I arrived here yesterday evening, my first visit to Dahab. After a foot-on-the-floor drive from the airport I arrived safely at the house where Karen, Lisa, Chris and Maya are staying.

After a good night’s sleep I had my first view of Dahab – my first impressions are a little strange, as I’ve heard such a lot about Dahab, and posted so many pictures. I took quite a few pictures yesterday, but uploading them is turning out to be a big problem because of the low broadband speed.

Finally, I was introduced to our Dive Instructor. She’s quite young, I think, but apparently very experienced…

Dive instructor Maya

Dive instructor Maya


Dahab day 3 & 4

We had the day off today (Saturday). Managed to neuter another 10 animals yesterday. We met one of the dog spays on the beach this evening. Gorgeous girl who came to lie down with us for a while – wound looks fine and she still likes us!

Lisa and I got up early this morning to run 5 km as preparation for the ‘Run or Dye’ event that Cogges Vets are participating in on the 26th of this month. We’re doing this in aid of Animal Welfare Dahab.  We started at 5.45, but it was very hot by the time we completed the run. We ended by diving into the sea in our running gear – first took off our shoes! Dahab dogs had the same idea later in the day. We saw these 3 street dogs paddling in the sea to cool off.
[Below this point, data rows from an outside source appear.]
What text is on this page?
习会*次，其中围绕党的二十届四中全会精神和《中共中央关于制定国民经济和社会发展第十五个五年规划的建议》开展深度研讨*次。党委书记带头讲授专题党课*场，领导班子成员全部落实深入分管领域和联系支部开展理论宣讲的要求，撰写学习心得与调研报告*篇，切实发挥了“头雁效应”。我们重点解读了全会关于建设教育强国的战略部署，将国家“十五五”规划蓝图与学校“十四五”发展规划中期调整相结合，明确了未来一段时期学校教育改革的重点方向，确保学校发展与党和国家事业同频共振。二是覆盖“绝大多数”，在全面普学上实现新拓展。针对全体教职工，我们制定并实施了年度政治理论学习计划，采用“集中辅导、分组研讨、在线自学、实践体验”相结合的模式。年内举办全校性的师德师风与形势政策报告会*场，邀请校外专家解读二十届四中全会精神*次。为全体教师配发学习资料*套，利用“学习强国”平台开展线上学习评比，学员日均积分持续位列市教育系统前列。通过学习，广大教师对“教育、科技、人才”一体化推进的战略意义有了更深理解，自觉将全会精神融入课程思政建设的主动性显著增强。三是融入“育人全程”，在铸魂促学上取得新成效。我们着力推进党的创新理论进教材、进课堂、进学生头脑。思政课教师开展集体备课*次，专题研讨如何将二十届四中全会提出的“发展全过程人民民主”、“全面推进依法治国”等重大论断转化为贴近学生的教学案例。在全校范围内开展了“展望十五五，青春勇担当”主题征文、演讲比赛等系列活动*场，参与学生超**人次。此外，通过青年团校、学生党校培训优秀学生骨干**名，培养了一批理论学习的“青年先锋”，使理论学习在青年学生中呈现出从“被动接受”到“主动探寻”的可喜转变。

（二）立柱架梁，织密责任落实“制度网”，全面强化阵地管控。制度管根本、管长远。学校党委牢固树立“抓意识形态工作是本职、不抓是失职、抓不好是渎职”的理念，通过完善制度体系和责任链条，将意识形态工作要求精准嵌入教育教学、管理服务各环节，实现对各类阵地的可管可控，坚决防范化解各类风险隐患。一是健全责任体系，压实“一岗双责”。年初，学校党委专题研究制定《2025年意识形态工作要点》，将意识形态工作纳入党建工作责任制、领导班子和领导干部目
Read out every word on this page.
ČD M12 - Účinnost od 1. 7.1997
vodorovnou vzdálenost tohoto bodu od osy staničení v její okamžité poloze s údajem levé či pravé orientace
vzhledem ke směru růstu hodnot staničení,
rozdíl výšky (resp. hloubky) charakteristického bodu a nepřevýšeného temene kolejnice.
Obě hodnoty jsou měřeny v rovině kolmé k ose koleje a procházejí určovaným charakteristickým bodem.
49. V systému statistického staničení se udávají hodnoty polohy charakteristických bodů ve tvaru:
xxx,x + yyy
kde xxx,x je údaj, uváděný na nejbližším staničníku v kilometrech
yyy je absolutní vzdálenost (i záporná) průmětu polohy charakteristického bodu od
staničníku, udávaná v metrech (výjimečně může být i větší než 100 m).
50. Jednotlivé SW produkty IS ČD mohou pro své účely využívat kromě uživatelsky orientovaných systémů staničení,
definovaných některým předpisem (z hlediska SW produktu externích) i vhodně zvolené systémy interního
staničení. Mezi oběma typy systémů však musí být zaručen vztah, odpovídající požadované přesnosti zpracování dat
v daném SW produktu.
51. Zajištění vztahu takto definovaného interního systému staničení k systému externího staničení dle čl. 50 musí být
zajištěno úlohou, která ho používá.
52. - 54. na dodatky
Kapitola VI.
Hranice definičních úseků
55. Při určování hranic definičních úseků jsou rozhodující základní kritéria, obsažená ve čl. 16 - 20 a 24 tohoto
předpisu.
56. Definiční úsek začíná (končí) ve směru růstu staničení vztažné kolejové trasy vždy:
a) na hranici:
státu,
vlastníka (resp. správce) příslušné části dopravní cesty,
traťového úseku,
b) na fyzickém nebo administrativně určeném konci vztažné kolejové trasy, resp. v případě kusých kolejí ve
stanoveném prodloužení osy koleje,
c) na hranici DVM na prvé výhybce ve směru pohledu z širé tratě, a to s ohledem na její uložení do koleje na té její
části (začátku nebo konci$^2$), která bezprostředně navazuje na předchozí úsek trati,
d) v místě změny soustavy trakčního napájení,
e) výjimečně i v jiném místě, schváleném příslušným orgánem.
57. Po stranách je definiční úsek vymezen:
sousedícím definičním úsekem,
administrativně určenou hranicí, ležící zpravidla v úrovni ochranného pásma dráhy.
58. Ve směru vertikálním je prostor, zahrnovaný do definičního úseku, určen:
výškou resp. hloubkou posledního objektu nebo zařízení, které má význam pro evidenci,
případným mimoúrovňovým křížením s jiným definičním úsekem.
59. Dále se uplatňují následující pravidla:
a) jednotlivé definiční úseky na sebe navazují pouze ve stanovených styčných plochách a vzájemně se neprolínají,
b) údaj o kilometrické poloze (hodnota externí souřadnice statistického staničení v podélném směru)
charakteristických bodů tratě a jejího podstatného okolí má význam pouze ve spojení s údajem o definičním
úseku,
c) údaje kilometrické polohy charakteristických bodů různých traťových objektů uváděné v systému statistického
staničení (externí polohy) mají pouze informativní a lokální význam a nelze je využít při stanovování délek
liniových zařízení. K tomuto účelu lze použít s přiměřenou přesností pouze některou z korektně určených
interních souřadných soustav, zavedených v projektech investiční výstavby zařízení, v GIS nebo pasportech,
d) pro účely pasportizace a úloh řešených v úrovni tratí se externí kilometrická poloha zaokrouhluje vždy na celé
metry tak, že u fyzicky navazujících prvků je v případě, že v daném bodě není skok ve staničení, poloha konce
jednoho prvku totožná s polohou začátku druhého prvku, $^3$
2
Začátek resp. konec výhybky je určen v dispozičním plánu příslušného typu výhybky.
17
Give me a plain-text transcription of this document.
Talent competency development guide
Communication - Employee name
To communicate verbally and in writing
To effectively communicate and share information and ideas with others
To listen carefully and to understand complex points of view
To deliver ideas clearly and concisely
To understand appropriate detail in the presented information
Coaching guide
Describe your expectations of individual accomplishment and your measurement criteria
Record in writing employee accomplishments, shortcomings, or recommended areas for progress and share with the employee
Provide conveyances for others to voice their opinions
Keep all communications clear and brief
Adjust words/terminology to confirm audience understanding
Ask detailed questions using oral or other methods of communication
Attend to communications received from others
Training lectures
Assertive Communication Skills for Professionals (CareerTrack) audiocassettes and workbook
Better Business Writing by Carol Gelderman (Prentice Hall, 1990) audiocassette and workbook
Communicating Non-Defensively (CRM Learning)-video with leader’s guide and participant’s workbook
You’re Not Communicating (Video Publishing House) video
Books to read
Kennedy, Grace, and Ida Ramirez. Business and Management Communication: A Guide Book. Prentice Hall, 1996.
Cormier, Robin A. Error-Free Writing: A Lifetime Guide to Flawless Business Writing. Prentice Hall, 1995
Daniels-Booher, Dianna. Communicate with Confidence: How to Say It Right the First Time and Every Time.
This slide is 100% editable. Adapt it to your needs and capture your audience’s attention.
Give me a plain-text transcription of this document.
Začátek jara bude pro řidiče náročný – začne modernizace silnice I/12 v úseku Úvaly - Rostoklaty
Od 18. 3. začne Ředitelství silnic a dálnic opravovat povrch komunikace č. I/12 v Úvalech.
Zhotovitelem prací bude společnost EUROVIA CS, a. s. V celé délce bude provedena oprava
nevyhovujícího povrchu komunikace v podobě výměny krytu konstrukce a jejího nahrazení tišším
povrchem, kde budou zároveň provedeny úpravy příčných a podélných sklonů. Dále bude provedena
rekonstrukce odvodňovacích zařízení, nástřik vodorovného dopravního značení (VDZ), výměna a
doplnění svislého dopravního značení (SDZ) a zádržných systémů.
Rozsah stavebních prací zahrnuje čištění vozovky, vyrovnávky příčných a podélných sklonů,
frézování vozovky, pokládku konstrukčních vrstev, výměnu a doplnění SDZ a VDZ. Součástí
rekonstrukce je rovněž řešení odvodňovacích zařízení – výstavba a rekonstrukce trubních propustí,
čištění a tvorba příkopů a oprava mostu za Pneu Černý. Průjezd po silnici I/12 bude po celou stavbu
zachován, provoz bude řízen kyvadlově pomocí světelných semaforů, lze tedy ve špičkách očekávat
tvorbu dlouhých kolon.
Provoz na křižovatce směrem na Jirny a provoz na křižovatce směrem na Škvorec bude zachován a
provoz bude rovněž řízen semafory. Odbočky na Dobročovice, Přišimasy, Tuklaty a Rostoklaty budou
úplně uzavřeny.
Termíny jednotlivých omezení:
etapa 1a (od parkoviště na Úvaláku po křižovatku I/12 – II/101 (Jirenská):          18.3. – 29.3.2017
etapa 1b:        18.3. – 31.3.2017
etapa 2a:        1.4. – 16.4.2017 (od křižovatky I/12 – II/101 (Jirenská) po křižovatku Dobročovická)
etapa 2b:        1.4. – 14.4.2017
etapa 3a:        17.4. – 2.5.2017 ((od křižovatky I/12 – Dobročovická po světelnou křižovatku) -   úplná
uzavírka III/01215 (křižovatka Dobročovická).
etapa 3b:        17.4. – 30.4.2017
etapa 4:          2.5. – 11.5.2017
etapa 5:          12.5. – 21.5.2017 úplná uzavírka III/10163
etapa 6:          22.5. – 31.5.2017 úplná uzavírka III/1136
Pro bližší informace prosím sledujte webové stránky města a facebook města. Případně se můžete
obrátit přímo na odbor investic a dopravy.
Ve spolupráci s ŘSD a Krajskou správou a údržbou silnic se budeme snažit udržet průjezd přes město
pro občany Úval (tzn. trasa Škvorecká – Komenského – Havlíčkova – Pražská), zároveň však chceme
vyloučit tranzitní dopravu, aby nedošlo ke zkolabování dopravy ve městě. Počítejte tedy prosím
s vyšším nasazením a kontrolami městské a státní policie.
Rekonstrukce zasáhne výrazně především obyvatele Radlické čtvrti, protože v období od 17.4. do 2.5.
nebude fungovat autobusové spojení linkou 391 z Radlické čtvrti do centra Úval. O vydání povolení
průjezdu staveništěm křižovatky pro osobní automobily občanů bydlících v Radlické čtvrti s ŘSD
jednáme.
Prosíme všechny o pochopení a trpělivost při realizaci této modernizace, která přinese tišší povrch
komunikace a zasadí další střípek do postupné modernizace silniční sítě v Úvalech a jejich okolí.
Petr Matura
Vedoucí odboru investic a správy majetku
Having a great time. (click to enlarge)Dogs cooling off in the sea

Ticks continue to be a big problem. Most of the dogs have a large number on them and the dogs do tend to bleed more than our dogs at home so I am sure their clotting is compromised by a tick borne disease. This is a photo of the abdomen of a dog showing the small ticks which will engorge themselves and then drop off. (click to enlarge)0202

We spray most of the dogs with Frontline but this will only be effective for a month.

Bonus picture: dog on cool tiles (click to enlarge)



Back to work tomorrow.


Dahab – the heat is hot

Up early on day 3 of our Egypt escapade. Studying on the roof of the house in which we are staying. Harry and I are planning to learn to dive next week and we need to review the theory before the course begins. This is the coolest time of the day although it is about 25 degrees at the moment (7 o’clock). The sun came up at about 5 – it was stunning.

Working in this heat is quite a challenge. We are drinking litres of water during the day. I brought some netting along to cover the windows to prevent flies and other insects from disturbing our surgery. Unfortunately forgot to bring drawing pins so the net has been taped in place (see picture below), but it works!

We neutered 20 animals during the first 2 days. Everything is a bit slower  but we are trying to keep both ourselves and the animals as comfortable as possible. We managed to acquire a fan from Ruben yesterday which has helped enormously.

The volunteers of AWD are from all over the world. Yesterday we had 1 American, 1 Belgian, 1 Dutch and 3 English. Lunch was provided by a lovely Russian lady called Catherine. The volunteers do all the catching and releasing of the animals, all the cleaning and provide food and top us up with water continually during the day. A great bunch!

Return to Dahab

This morning Karen & Lisa left for Dahab, Egypt, for their third stint at helping AWD (Animal Welfare Dahab) with their TNR (Trap, Neuter, Release) programme. I received a text from Karen just half an hour ago to say that they have arrived safely.

We will post regular updates about their progress and the impact the programme has on the dog and cat population of Dahab.